David Bruce: The Coolest People in the Arts — Wit


• People respond to music in different, but often witty, ways: 1) John Cage’s 4’33” is a composition that can be performed by anyone any way he or she wishes as long as the performance takes exactly 4 minutes and 33 seconds. A notable performance of the piece involved a pianist sitting at a piano for exactly 4 minutes and 33 seconds without striking a single key. After hearing about this performance, Igor Stravinsky said that he wished to hear a full-length composition by Mr. Cage. 2) George Bernard Shaw once ate at a restaurant where a band played popular music. The proprietor of the restaurant brought him a card on which he could write what he wanted the band to play. Mr. Shaw wrote, “Dominoes.”

• Many people in ballet are witty: 1) Ballet dancer George Zoritch was once requested to give a speech, even if it were only two words long. Therefore, he stood up and said, “One! Two!” His speech was rewarded with laughter. 2) Ballet dancer Igor Youskevitch once told a beautiful waitress, “If I may be so bold, a martini is like a beautiful girl’s bosom. One is not enough, but three is too many!” 3) Pavel Petroff had a dry wit as a Russian ballet teacher. Sometimes, he would tell some of the students in his class, “A ballerina you will never make, but a seamstress, perhaps!”

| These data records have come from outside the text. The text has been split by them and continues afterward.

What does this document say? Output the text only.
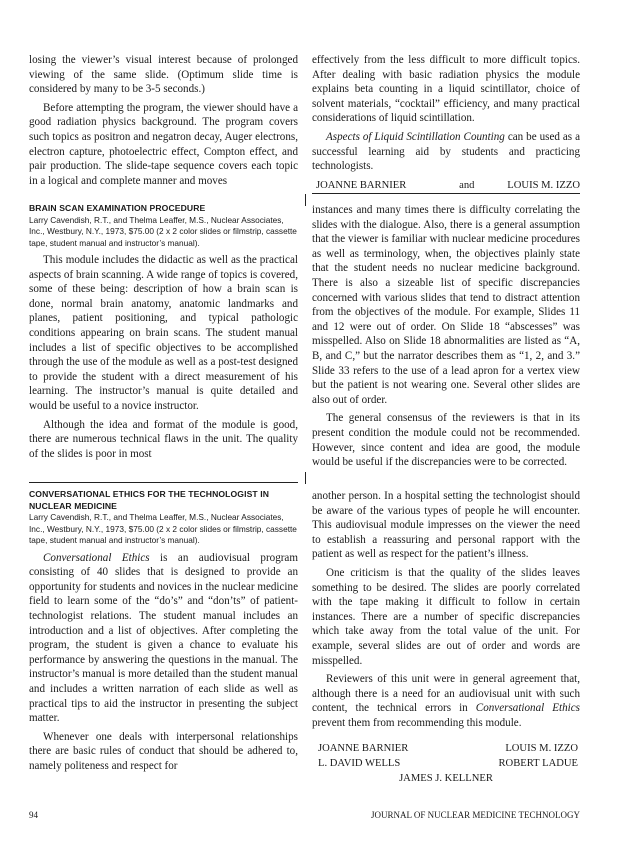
losing the viewer’s visual interest because of prolonged viewing of the same slide. (Optimum slide time is considered by many to be 3-5 seconds.)

Before attempting the program, the viewer should have a good radiation physics background. The program covers such topics as positron and negatron decay, Auger electrons, electron capture, photoelectric effect, Compton effect, and pair production. The slide-tape sequence covers each topic in a logical and complete manner and moves

effectively from the less difficult to more difficult topics. After dealing with basic radiation physics the module explains beta counting in a liquid scintillator, choice of solvent materials, “cocktail” efficiency, and many practical considerations of liquid scintillation.

Aspects of Liquid Scintillation Counting can be used as a successful learning aid by students and practicing technologists.

JOANNE BARNIER	and	LOUIS M. IZZO
BRAIN SCAN EXAMINATION PROCEDURE

Larry Cavendish, R.T., and Thelma Leaffer, M.S., Nuclear Associates, Inc., Westbury, N.Y., 1973, $75.00 (2 x 2 color slides or filmstrip, cassette tape, student manual and instructor’s manual).

This module includes the didactic as well as the practical aspects of brain scanning. A wide range of topics is covered, some of these being: description of how a brain scan is done, normal brain anatomy, anatomic landmarks and planes, patient positioning, and typical pathologic conditions appearing on brain scans. The student manual includes a list of specific objectives to be accomplished through the use of the module as well as a post-test designed to provide the student with a direct measurement of his learning. The instructor’s manual is quite detailed and would be useful to a novice instructor.

Although the idea and format of the module is good, there are numerous technical flaws in the unit. The quality of the slides is poor in most

instances and many times there is difficulty correlating the slides with the dialogue. Also, there is a general assumption that the viewer is familiar with nuclear medicine procedures as well as terminology, when, the objectives plainly state that the student needs no nuclear medicine background. There is also a sizeable list of specific discrepancies concerned with various slides that tend to distract attention from the objectives of the module. For example, Slides 11 and 12 were out of order. On Slide 18 “abscesses” was misspelled. Also on Slide 18 abnormalities are listed as “A, B, and C,” but the narrator describes them as “1, 2, and 3.” Slide 33 refers to the use of a lead apron for a vertex view but the patient is not wearing one. Several other slides are also out of order.

The general consensus of the reviewers is that in its present condition the module could not be recommended. However, since content and idea are good, the module would be useful if the discrepancies were to be corrected.

CONVERSATIONAL ETHICS FOR THE TECHNOLOGIST IN NUCLEAR MEDICINE

Larry Cavendish, R.T., and Thelma Leaffer, M.S., Nuclear Associates, Inc., Westbury, N.Y., 1973, $75.00 (2 x 2 color slides or filmstrip, cassette tape, student manual and instructor’s manual).

Conversational Ethics is an audiovisual program consisting of 40 slides that is designed to provide an opportunity for students and novices in the nuclear medicine field to learn some of the “do’s” and “don’ts” of patient-technologist relations. The student manual includes an introduction and a list of objectives. After completing the program, the student is given a chance to evaluate his performance by answering the questions in the manual. The instructor’s manual is more detailed than the student manual and includes a written narration of each slide as well as practical tips to aid the instructor in presenting the subject matter.

Whenever one deals with interpersonal relationships there are basic rules of conduct that should be adhered to, namely politeness and respect for

another person. In a hospital setting the technologist should be aware of the various types of people he will encounter. This audiovisual module impresses on the viewer the need to establish a reassuring and personal rapport with the patient as well as respect for the patient’s illness.

One criticism is that the quality of the slides leaves something to be desired. The slides are poorly correlated with the tape making it difficult to follow in certain instances. There are a number of specific discrepancies which take away from the total value of the unit. For example, several slides are out of order and words are misspelled.

Reviewers of this unit were in general agreement that, although there is a need for an audiovisual unit with such content, the technical errors in Conversational Ethics prevent them from recommending this module.

JOANNE BARNIER	LOUIS M. IZZO
L. DAVID WELLS	ROBERT LADUE
JAMES J. KELLNER
94	JOURNAL OF NUCLEAR MEDICINE TECHNOLOGY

• Many critics are witty: 1) Eugene d’Albert was asked to read and express his opinion of a piano concerto by German composer Max Vogrich. Mr. d’Albert looked at the concerto closely and then stated his opinion: “The ink and paper are excellent.” By the way, an English lord became known as Lord Monday because he fell in love with German operatic soprano Henrietta Sontag and followed her the way that Monday follows Sunday. (Sonntagmeans Sunday.) 2) A critic wrote these puns in the 1870 Musical Standard: “We hangon every note Madame Sontag sings — / This proves the lady’s great powers of execution.”

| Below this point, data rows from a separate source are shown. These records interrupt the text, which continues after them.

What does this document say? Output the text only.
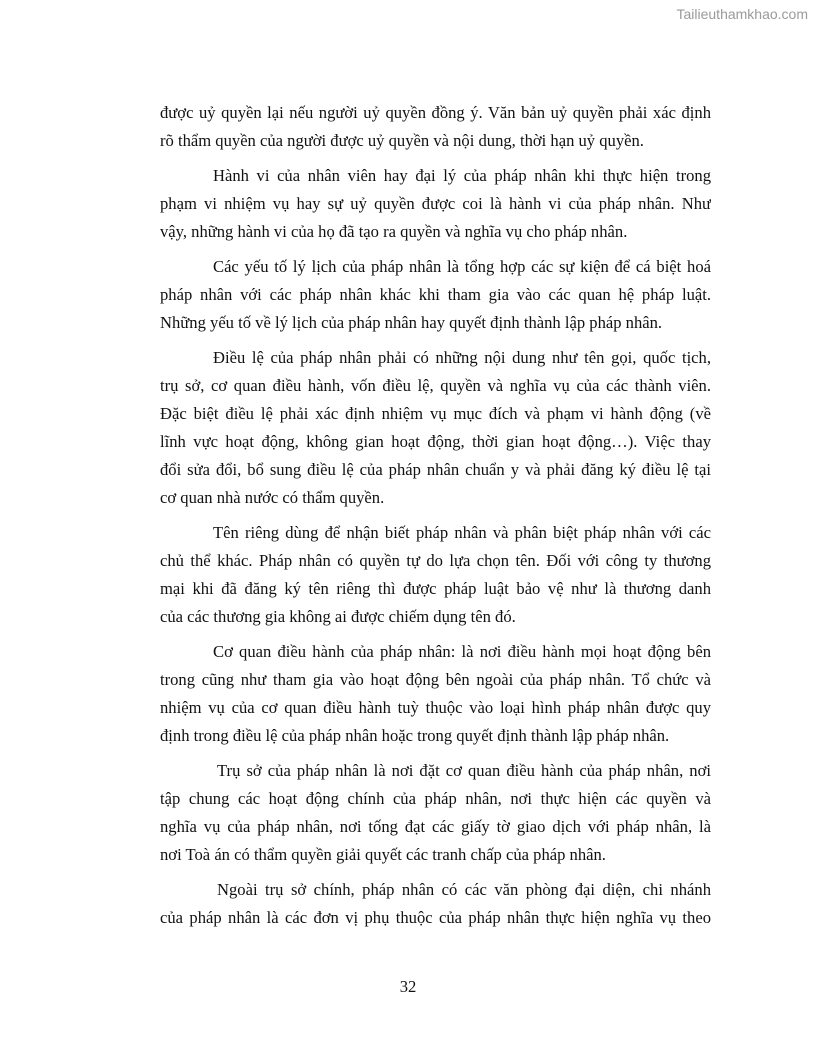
Tailieuthamkhao.com
được uỷ quyền lại nếu người uỷ quyền đồng ý. Văn bản uỷ quyền phải xác định
rõ thẩm quyền của người được uỷ quyền và nội dung, thời hạn uỷ quyền.
Hành vi của nhân viên hay đại lý của pháp nhân khi thực hiện trong
phạm vi nhiệm vụ hay sự uỷ quyền được coi là hành vi của pháp nhân. Như
vậy, những hành vi của họ đã tạo ra quyền và nghĩa vụ cho pháp nhân.
Các yếu tố lý lịch của pháp nhân là tổng hợp các sự kiện để cá biệt hoá
pháp nhân với các pháp nhân khác khi tham gia vào các quan hệ pháp luật.
Những yếu tố về lý lịch của pháp nhân hay quyết định thành lập pháp nhân.
Điều lệ của pháp nhân phải có những nội dung như tên gọi, quốc tịch,
trụ sở, cơ quan điều hành, vốn điều lệ, quyền và nghĩa vụ của các thành viên.
Đặc biệt điều lệ phải xác định nhiệm vụ mục đích và phạm vi hành động (về
lĩnh vực hoạt động, không gian hoạt động, thời gian hoạt động…). Việc thay
đổi sửa đổi, bổ sung điều lệ của pháp nhân chuẩn y và phải đăng ký điều lệ tại
cơ quan nhà nước có thẩm quyền.
Tên riêng dùng để nhận biết pháp nhân và phân biệt pháp nhân với các
chủ thể khác. Pháp nhân có quyền tự do lựa chọn tên. Đối với công ty thương
mại khi đã đăng ký tên riêng thì được pháp luật bảo vệ như là thương danh
của các thương gia không ai được chiếm dụng tên đó.
Cơ quan điều hành của pháp nhân: là nơi điều hành mọi hoạt động bên
trong cũng như tham gia vào hoạt động bên ngoài của pháp nhân. Tổ chức và
nhiệm vụ của cơ quan điều hành tuỳ thuộc vào loại hình pháp nhân được quy
định trong điều lệ của pháp nhân hoặc trong quyết định thành lập pháp nhân.
Trụ sở của pháp nhân là nơi đặt cơ quan điều hành của pháp nhân, nơi
tập chung các hoạt động chính của pháp nhân, nơi thực hiện các quyền và
nghĩa vụ của pháp nhân, nơi tống đạt các giấy tờ giao dịch với pháp nhân, là
nơi Toà án có thẩm quyền giải quyết các tranh chấp của pháp nhân.
Ngoài trụ sở chính, pháp nhân có các văn phòng đại diện, chi nhánh
của pháp nhân là các đơn vị phụ thuộc của pháp nhân thực hiện nghĩa vụ theo
32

• Tom Waits has been a successful singer-songwriter for decades, but he is far from being a sell-out, in more ways than one. In her book Tom Waits, Cath Carroll includes a discography but does not include information about how high the songs or albums reached on the record charts. Mr. Carroll writes, “ … noting chart positions on a Tom Waits discography is like putting Barbie clothes on a bulldog.” By the way, Mr. Waits can be witty. He once said, “She’s been married so many times she’s got rice marks all over her face.”

• Paul Beard used to lead the orchestra for Sir Thomas Beecham. Later, he led a different orchestra — the BBC Symphony Orchestra — upon which he stamped his personality and at which Sir Thomas was asked to be a guest conductor. At the end of a rehearsal, Sir Thomas stood in front of the orchestra, stroked his goatee, and said, “May I suggest to you, gentlemen, that when we reassemble, you pay a little more attention to thisbeard?”

• Sir William S. Gilbert was funny in real life. Once, an obese lady attended one of his rehearsals. While his back was turned, she disappeared, so Sir William asked a stagehand where she had gone. The stagehand pointed to some scenery and said, “She’s round behind.” Sir William replied, “I asked you for her geography, not her description.”